SELECT product_key, SUM(quantity_shipped) FROM sales_facts
GROUP BY product_key
HAVING SUM(quantity_shipped) > 0
- その追加作業は最初は小さく感じても、あらゆる分析で同じ対応が必要になり、最終的には大きな負担になります。つまり、設計時の手抜きが、将来の分析作業の重荷になるということです。
Schema design time, as my friend used to say, is your chance to “un-boil” the frog.
スキーマ設計は、私の友人がよく言っていたように、カエルを「煮る前に冷ます」チャンス
理解を助けるドキュメント作成
属性階層を文書化
スタースキーマ構築の設計や理解を助けるためのドキュメントの作成方法が記載されていました。
- ディメンションテーブルの文書化。基本的に第2正規化までしかしていないのでディメンショナルテーブル内での項目の粒度や階層構造の把握が難しい場合があるので下記の図を作成しておくを理解が速くなります。

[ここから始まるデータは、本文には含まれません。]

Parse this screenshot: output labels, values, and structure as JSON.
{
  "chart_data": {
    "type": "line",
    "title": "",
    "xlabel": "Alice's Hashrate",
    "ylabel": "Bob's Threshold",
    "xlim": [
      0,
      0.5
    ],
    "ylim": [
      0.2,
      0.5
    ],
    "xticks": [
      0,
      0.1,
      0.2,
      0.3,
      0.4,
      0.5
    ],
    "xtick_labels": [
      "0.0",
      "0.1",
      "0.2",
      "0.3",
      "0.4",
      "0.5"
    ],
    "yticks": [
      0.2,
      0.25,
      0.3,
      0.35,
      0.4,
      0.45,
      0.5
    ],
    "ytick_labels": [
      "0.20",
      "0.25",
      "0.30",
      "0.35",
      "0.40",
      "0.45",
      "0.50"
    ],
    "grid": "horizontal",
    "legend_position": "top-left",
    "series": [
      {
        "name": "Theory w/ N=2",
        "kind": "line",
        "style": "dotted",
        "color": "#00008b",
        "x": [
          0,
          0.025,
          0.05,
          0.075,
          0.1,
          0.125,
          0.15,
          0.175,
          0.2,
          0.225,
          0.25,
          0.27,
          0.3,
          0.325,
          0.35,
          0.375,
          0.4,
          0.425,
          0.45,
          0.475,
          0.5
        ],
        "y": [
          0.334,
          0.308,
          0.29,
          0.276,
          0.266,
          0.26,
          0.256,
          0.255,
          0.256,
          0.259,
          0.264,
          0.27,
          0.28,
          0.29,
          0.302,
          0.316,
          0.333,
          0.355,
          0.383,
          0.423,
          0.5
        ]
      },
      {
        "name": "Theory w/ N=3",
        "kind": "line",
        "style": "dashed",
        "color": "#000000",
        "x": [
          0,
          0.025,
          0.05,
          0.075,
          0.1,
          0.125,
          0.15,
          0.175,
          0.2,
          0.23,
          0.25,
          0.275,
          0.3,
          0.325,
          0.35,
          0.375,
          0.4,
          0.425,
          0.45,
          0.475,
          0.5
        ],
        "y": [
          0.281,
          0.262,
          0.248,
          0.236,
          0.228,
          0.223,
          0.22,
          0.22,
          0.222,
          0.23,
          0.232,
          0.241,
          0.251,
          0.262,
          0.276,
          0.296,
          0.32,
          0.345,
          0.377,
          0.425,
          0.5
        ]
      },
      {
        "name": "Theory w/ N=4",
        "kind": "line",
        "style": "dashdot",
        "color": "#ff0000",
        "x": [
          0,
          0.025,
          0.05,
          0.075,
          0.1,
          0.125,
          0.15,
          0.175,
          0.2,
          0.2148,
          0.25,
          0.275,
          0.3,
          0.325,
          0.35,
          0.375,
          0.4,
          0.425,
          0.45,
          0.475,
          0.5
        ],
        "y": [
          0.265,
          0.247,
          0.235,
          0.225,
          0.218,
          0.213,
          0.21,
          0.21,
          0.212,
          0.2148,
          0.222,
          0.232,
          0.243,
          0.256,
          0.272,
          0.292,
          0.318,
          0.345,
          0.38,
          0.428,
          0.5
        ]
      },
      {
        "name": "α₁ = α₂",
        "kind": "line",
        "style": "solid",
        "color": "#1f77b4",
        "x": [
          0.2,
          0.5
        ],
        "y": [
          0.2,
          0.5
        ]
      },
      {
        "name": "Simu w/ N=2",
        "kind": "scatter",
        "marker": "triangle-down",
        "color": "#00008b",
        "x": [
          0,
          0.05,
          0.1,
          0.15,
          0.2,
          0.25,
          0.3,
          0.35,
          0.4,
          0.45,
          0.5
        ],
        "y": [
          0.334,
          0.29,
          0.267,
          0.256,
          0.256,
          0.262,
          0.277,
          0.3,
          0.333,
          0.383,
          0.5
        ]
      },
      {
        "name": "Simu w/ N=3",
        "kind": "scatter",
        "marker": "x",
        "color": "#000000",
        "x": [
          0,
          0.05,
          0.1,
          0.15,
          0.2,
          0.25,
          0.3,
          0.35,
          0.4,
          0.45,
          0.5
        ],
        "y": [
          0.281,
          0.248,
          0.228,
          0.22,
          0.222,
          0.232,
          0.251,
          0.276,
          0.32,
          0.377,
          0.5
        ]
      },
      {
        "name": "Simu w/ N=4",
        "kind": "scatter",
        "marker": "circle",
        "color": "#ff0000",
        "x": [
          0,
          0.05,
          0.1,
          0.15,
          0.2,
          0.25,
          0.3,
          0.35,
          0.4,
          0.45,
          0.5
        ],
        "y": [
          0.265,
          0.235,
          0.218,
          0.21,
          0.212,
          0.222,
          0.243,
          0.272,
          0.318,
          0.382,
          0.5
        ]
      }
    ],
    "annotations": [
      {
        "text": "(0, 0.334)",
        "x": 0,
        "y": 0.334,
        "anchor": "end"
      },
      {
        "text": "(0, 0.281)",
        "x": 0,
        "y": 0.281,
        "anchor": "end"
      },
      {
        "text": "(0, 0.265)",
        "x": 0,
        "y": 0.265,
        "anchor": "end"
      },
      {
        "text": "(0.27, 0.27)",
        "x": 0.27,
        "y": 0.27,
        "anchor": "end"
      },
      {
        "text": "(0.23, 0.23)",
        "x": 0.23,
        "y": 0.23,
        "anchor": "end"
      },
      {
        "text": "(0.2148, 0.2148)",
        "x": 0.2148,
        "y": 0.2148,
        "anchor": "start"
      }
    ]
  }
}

- とはいえ、綺麗に階層を分類できるとは限らないので、全てのケースで使えるわけではなさそう
階層が明示されていれば、集計の粒度は階層の一部を丸で囲むだけで定義できる
ダッシュボードや集計の要件定義に使えそうな図ではある
適合マトリクス
適合マトリクスは実装の青写真として機能しそう
マトリックス図を使用して、ファクト テーブルまたはサブジェクト領域全体のディメンションの適合性を文書化が可能。セマンテックレイヤーを運用する場合。ビジネスユーザーの理解の助けになる可能性がある
感想
序盤で著名なアーキテクチャの比較があったことで、データエンジニアリング全体の構造が把握しやすく、全体像を掴むうえでとても助けになりました。それぞれのアーキテクチャについて、単なる紹介ではなく、メリット・デメリットを踏まえた解説がなされており、非常にバランスの取れた書籍だと感じました。
最近読んだ『アジャイルデータモデリング 組織にデータ分析を広めるためのテーブル設計ガイド』では、より上流工程の観点から語られており、モデリングの目的は理解できる一方で、実際にどうSQLに落とし込むかという点が少しイメージしにくい印象がありました。しかし、本書を通じてアジャイルデータモデリングで目指していることや、その背景への理解が深まりました。
また、意外だったのがセマンティックレイヤーに関する記載の多さです。頭から読み進めていくことで、キンボールの世界観が、近年の技術進化によってよりスマートに実現できるようになってきていることを実感できました。